What Will Dateline's Steven Avery Special Talk About? There Are Plenty Of Questions That Still Need To Be Answered
Just when you thought you knew everything there was to know about Making a Murderer and the Teresa Halbach murder case, Dateline's new Steven Avery special is here to give you even more to chew on. The special is set to air on Friday, Jan. 29 at 10 p.m. ET. In other words, Redditors, get ready to have a field day — and that goes for the rest of you armchair detectives too. So what can you expect the new special to unveil?
The State of Wisconsin vs. Steven A. Avery will supposedly feature new interviews with everyone's favorite prosecutor-turned-memoirist, Ken Kratz (surprise, surprise), as well as Avery's defense attorney Jerry Buting, who was part of the original Avery defense team. Additionally, Dateline has reportedly procured never-before-seen interviews from 2005 with Penny Beerntsen, the sexual assault victim in the 1985 case for which Avery was wrongfully convicted. The hour-long special will give viewers the opportunity to see Dateline correspondent Andrea Canning do her own sleuthing in Manitowoc County.
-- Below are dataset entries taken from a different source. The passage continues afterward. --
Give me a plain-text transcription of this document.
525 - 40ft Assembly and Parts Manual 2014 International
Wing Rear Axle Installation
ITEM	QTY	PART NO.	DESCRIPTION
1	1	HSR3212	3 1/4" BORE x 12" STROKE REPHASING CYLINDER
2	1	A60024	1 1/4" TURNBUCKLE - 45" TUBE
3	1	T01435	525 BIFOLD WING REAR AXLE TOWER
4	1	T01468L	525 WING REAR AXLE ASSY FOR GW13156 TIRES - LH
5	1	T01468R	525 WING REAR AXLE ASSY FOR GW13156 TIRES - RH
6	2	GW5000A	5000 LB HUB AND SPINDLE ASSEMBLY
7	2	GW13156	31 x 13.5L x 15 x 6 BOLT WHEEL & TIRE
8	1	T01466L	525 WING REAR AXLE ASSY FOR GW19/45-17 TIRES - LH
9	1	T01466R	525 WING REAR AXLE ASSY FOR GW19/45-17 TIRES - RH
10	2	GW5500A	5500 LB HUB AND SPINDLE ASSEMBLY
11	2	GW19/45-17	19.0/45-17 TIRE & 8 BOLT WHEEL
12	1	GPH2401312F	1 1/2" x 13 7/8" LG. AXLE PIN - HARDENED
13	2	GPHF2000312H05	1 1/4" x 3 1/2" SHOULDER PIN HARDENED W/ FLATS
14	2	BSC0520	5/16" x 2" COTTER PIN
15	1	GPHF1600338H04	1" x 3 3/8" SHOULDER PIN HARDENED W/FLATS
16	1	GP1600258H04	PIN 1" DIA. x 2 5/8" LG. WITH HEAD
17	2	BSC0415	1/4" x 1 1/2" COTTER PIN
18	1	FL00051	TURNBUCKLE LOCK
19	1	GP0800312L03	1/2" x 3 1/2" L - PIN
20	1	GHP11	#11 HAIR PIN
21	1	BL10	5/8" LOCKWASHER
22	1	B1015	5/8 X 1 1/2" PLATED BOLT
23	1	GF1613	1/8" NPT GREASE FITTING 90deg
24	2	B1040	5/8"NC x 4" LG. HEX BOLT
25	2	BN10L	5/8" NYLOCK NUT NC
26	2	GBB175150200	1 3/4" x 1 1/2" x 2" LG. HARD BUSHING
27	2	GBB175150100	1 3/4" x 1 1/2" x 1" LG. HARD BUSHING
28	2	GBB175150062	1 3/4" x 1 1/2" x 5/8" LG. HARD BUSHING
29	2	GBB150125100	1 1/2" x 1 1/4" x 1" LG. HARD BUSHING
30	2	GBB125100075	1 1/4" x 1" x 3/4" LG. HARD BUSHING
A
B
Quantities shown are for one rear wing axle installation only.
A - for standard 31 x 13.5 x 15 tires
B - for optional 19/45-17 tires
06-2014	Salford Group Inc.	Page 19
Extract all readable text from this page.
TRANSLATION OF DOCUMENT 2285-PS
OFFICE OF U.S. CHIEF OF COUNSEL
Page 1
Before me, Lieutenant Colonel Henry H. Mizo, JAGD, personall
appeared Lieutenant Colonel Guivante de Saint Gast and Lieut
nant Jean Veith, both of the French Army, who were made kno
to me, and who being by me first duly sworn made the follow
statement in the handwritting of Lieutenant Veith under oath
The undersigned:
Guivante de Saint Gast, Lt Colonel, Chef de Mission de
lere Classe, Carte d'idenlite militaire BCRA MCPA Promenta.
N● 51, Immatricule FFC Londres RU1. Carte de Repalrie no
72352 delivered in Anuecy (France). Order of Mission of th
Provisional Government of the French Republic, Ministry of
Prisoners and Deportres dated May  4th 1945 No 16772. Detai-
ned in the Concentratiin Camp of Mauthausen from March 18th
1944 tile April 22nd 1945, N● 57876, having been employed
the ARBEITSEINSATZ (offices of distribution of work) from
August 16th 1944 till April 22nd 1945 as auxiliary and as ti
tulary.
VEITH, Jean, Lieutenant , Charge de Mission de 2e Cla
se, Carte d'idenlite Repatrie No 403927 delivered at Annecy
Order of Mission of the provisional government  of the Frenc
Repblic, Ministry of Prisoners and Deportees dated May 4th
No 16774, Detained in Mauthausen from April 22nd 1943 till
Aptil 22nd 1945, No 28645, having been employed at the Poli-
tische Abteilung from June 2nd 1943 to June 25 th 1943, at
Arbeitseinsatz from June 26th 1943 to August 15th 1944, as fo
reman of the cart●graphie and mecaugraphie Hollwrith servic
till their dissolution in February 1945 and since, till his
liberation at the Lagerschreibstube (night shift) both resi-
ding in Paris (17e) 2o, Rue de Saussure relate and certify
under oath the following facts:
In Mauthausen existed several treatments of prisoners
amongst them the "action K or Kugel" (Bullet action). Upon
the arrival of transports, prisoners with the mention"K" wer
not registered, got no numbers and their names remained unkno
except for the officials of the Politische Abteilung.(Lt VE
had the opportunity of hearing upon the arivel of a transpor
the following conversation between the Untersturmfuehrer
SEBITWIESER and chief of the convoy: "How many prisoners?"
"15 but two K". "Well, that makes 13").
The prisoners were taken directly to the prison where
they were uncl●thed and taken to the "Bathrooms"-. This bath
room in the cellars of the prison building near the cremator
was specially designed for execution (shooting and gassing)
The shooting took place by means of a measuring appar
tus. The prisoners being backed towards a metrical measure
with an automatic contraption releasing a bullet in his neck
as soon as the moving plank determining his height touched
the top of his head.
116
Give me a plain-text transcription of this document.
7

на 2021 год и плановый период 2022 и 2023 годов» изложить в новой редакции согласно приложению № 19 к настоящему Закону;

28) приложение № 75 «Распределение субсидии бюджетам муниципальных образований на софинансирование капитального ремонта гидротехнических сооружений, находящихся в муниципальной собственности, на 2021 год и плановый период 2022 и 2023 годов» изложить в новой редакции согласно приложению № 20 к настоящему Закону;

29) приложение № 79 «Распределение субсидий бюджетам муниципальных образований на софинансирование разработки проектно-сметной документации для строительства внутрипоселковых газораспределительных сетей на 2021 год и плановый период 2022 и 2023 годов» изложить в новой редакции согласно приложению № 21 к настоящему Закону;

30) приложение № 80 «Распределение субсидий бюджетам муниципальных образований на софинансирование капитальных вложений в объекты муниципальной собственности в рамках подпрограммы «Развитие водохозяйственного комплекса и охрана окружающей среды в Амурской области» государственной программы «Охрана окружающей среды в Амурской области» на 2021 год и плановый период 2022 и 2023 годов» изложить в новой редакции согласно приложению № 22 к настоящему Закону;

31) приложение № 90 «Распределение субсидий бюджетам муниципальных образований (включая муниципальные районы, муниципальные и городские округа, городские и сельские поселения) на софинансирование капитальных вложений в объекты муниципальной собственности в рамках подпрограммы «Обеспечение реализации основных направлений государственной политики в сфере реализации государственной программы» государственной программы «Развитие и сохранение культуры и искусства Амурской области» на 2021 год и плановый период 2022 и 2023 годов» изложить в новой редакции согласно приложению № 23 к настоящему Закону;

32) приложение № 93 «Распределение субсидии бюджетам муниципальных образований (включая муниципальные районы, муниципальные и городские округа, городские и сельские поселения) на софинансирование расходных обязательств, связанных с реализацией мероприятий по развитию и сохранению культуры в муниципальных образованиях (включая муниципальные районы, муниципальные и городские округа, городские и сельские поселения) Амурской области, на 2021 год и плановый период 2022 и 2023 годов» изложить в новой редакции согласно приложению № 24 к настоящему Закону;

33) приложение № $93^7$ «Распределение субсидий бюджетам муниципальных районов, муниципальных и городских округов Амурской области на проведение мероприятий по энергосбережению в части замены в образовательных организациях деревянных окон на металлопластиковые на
Will this special help put the nation's mind to rest over whether or not Avery is innocent or guilty? Will it squash rumors of judicial misconduct? Will it give Avery's champions hope? All of that still remains to be seen.
It's not likely that viewers will hear a new account of what went down from Kratz and the special's other interviewees. After the popularity of Making a Murderer exploded, Kratz told Nightline in an interview his thoughts on the series, and how it may have tainted America's perception of Avery. "This is not a documentary at all," Kratz said. "It's still a defense advocacy piece." Kratz went on to elaborate that the filmmakers were intent upon one outcome — proving that Avery was innocent and that he had been "the subject of planted evidence."
Such allegations have not only kept the nation riveted, they've caused many people to take action. From writing letters to Gov. Scott Walker of Wisconsin asking the state to pardon Avery on the basis that his Constitutional rights were violated, to those urging The Innocence Project to examine the case in full, I can't really think of another binge-watch that has stirred as much public interest.
The series has seemingly opened people's eyes to all of the police procedures and courtroom drama not shown on Law & Order. I for one can't wait to see what evidence Dateline's Canning may have unearthed from the archives to shed new light on this case.